Title: Towards Understanding the Implicit Biases of Adaptive Optimization
Abstract: This talk covers two recent works from our group in Apple Machine Learning Research that investigate adaptive optimizers for training neural networks. In the first part of the talk, we present empirical work that uncovers an optimization anomaly plaguing adaptive optimizers at extremely late stages of training, referred to as the Slingshot Mechanism. A prominent artifact of the Slingshot Mechanism can be measured by the cyclic phase transitions between stable and unstable training regimes, and can be easily monitored by the cyclic behavior of the norm of the last layers weights. These slingshot effects of the model weights are often accompanied by a jump in generalization accuracy, suggesting a surprising and useful inductive bias of adaptive gradient optimizers. In the second part of the talk, we present theoretical tools for understanding adaptive optimizers in the infinite-width limit. Concretely, we generalize the Tensor Program framework and derive all infinite width limits of neural networks trained with adaptive optimizers, along with their corresponding parameterizations. Specifically, we show that while the “NTK” limit is not a kernel limit in the traditional sense, it fails to learn features. This however is fixed by an alternative parameterization which allows feature learning in the infinite width limit.

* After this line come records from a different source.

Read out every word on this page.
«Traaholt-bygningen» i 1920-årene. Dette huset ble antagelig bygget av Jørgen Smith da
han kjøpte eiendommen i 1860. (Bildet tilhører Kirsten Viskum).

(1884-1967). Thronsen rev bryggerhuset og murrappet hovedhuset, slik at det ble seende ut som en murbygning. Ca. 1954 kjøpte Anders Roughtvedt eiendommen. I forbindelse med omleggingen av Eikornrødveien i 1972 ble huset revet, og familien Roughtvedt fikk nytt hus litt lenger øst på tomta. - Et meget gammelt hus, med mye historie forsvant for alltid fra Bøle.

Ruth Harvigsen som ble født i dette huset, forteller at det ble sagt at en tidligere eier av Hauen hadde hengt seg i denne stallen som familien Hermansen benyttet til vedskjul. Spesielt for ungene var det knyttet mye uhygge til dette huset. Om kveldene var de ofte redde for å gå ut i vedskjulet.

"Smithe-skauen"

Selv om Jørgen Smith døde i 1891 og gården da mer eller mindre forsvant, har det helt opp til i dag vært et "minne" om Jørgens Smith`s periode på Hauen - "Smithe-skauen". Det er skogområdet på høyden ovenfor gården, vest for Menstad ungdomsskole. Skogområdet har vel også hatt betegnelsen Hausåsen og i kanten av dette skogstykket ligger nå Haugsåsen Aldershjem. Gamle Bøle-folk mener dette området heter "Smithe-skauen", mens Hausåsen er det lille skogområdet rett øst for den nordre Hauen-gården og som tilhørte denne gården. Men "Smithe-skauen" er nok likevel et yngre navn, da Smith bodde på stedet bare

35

Title: Learning Uncertainties the Frequentist Way
Abstract: Uncertainty quantification is a hot topic in machine learning research, but the precise type of "uncertainty" being quantified is not always clear. In this talk, I highlight different types of uncertainties that arise in the context of particle physics, and I explain why special care must be taken when using machine learning for frequentist statistics. Focusing on the task of simulation-based calibration, I then introduce a new machine-learning-based method to quantify the "resolution" of a detector. Using public collider simulations from the CMS experiment, I demonstrate how this technique can achieve improved jet energy resolutions compared to traditional methods, with minimal additional computational overhead.

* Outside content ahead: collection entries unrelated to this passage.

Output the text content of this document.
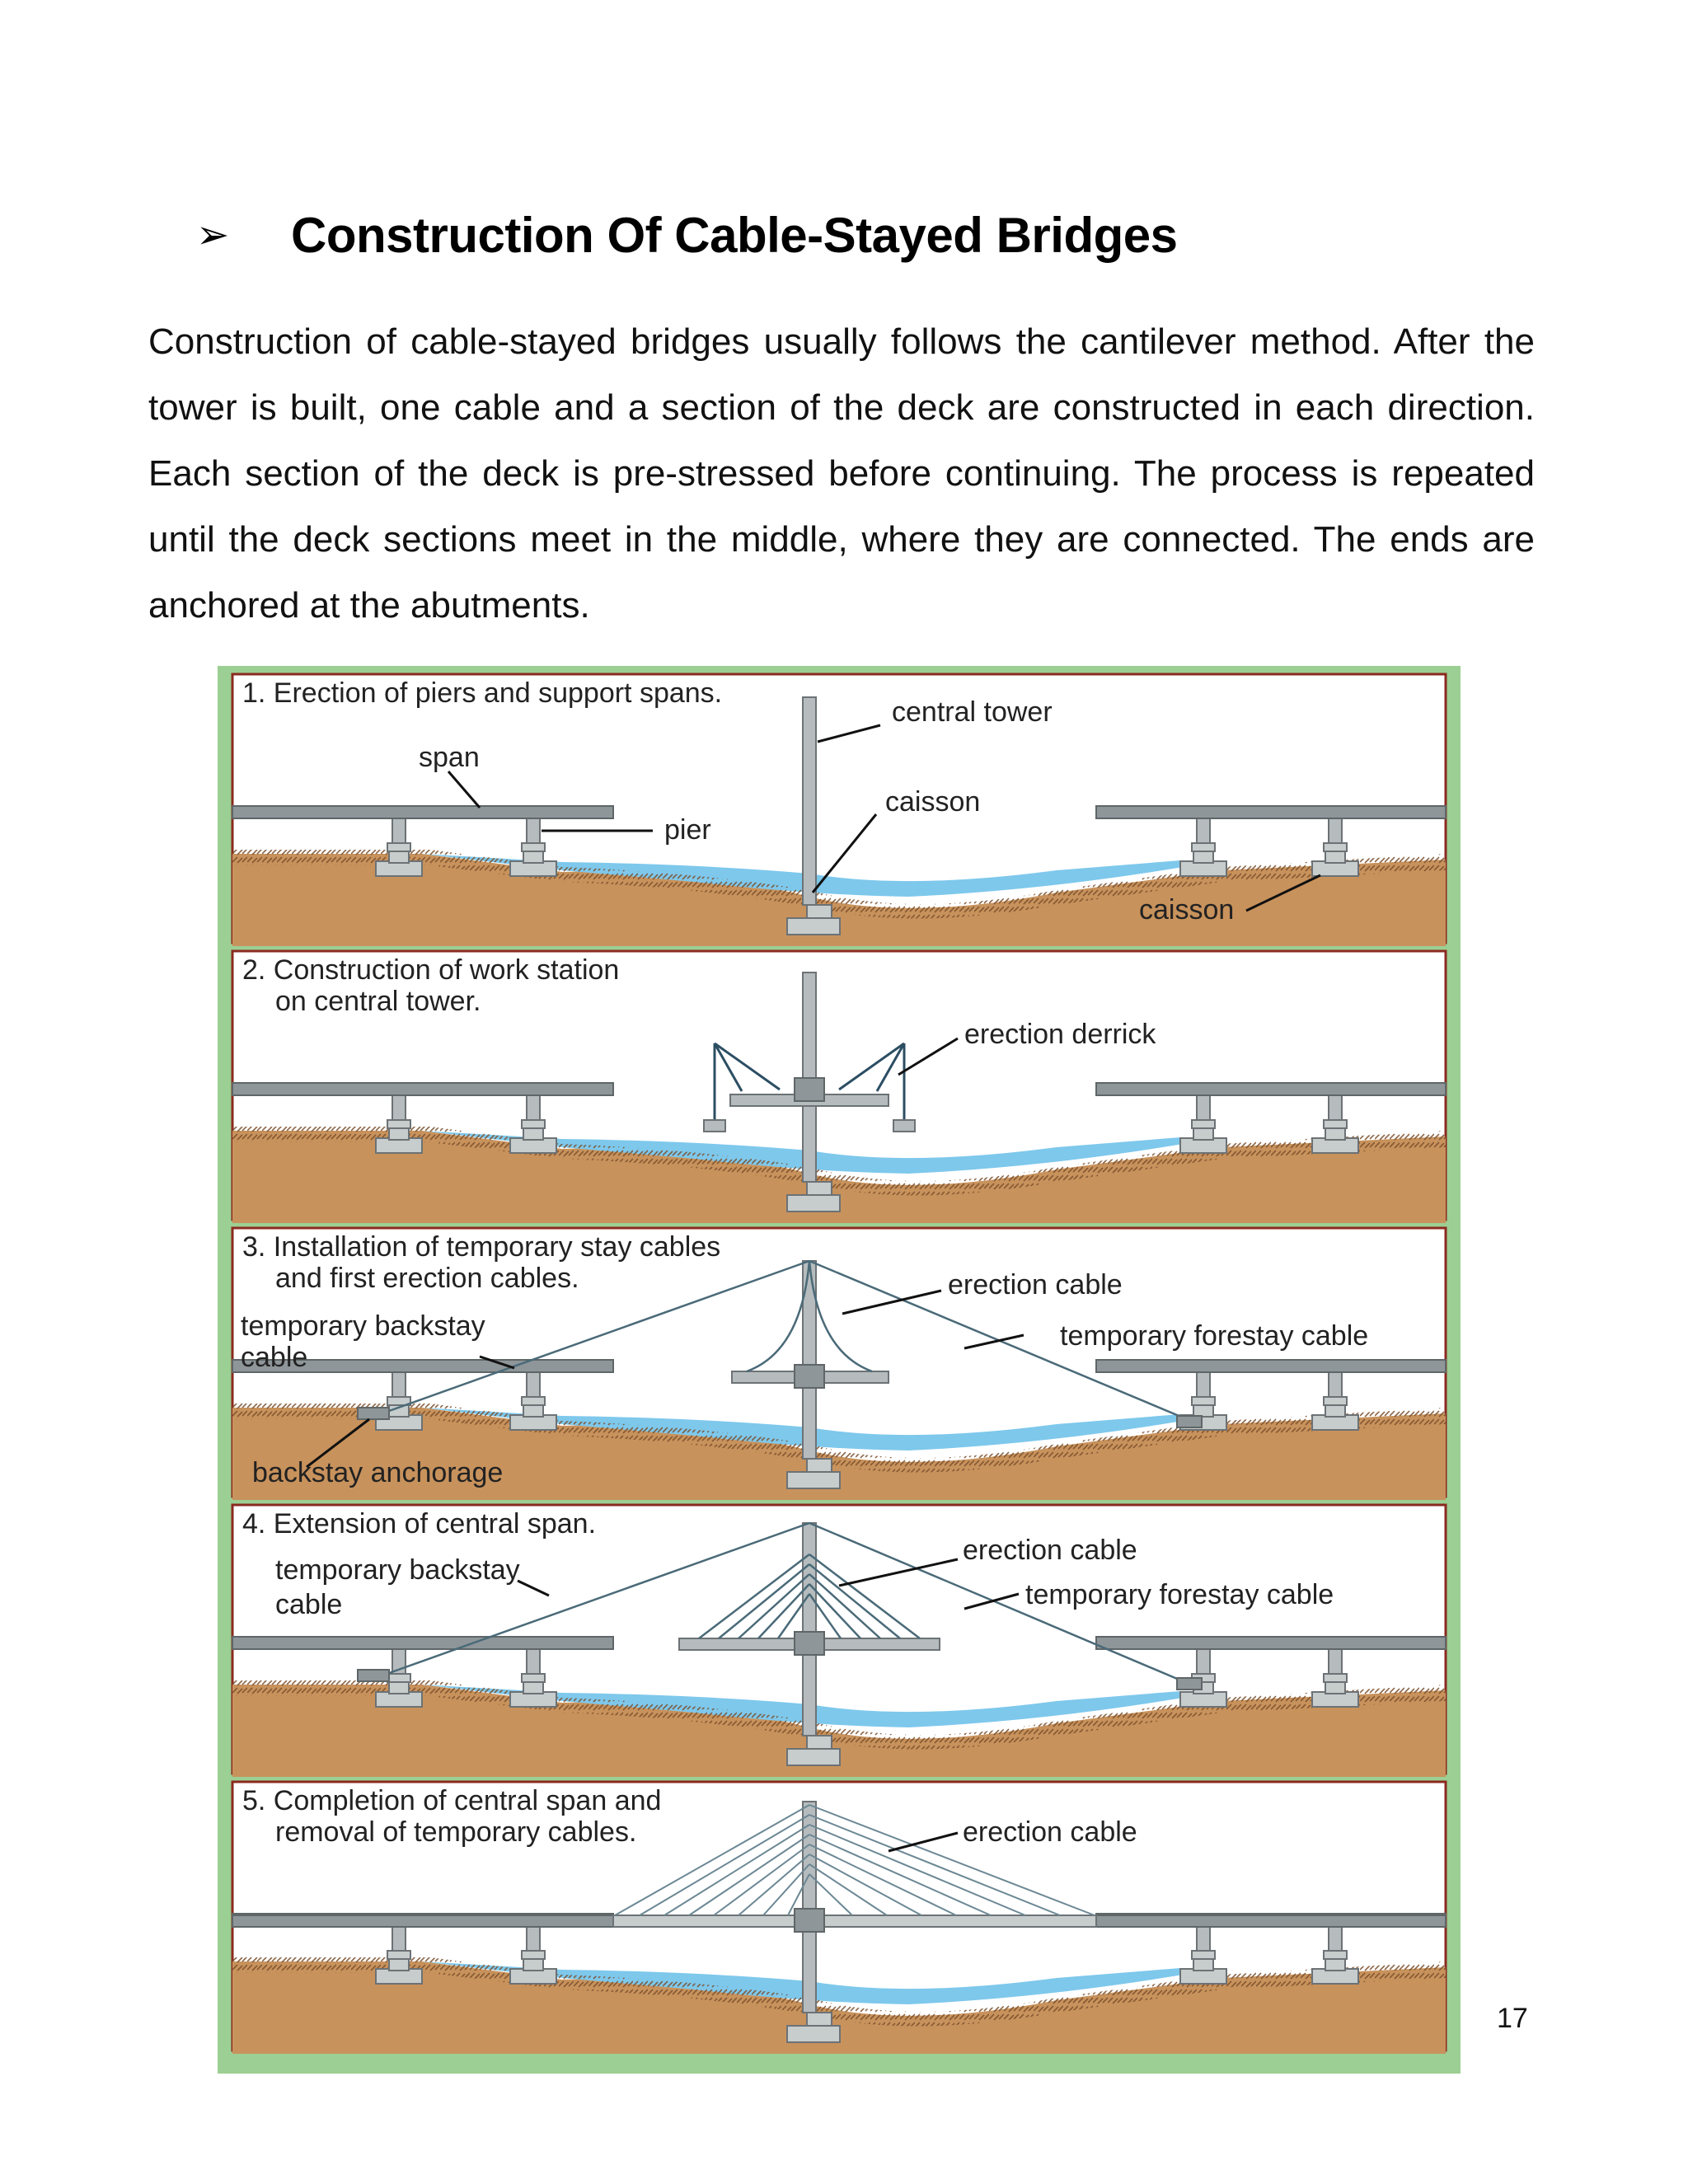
➢	Construction Of Cable-Stayed Bridges
Construction of cable-stayed bridges usually follows the cantilever method. After the tower is built, one cable and a section of the deck are constructed in each direction. Each section of the deck is pre-stressed before continuing. The process is repeated until the deck sections meet in the middle, where they are connected. The ends are anchored at the abutments.
1. Erection of piers and support spans.
central tower
span
caisson
pier
caisson
2. Construction of work station
on central tower.
erection derrick
3. Installation of temporary stay cables
and first erection cables.	erection cable
temporary backstay
cable
temporary forestay cable
backstay anchorage
4. Extension of central span.
erection cable
temporary backstay
cable	temporary forestay cable
5. Completion of central span and
removal of temporary cables.	erection cable
17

Title: From Minerva to Autoformalization: A Path Towards Math Intelligence
Title: The unreasonable effectiveness of mathematics in large scale deep learning
Abstract: Recently, the theory of infinite-width neural networks led to the first technology, muTransfer, for tuning enormous neural networks that are too expensive to train more than once. For example, this allowed us to tune the 6.7 billion parameter version of GPT-3 using only 7% of its pretraining compute budget, and with some asterisks, we get a performance cmparable to the original GPT-3 model with twice the parameter count. In this talk, I will explain the core insight behind this theory. In fact, this is an instance of what I call the *Optimal Scaling Thesis*, which connects infinite-size limits for general notions of “size” to the optimal design of large models in practice, illustrating a way for theory to reliably guide the future of AI. I'll end with several concrete key mathematical research questions whose resolutions will have incredible impact on how practitioners scale up their NNs.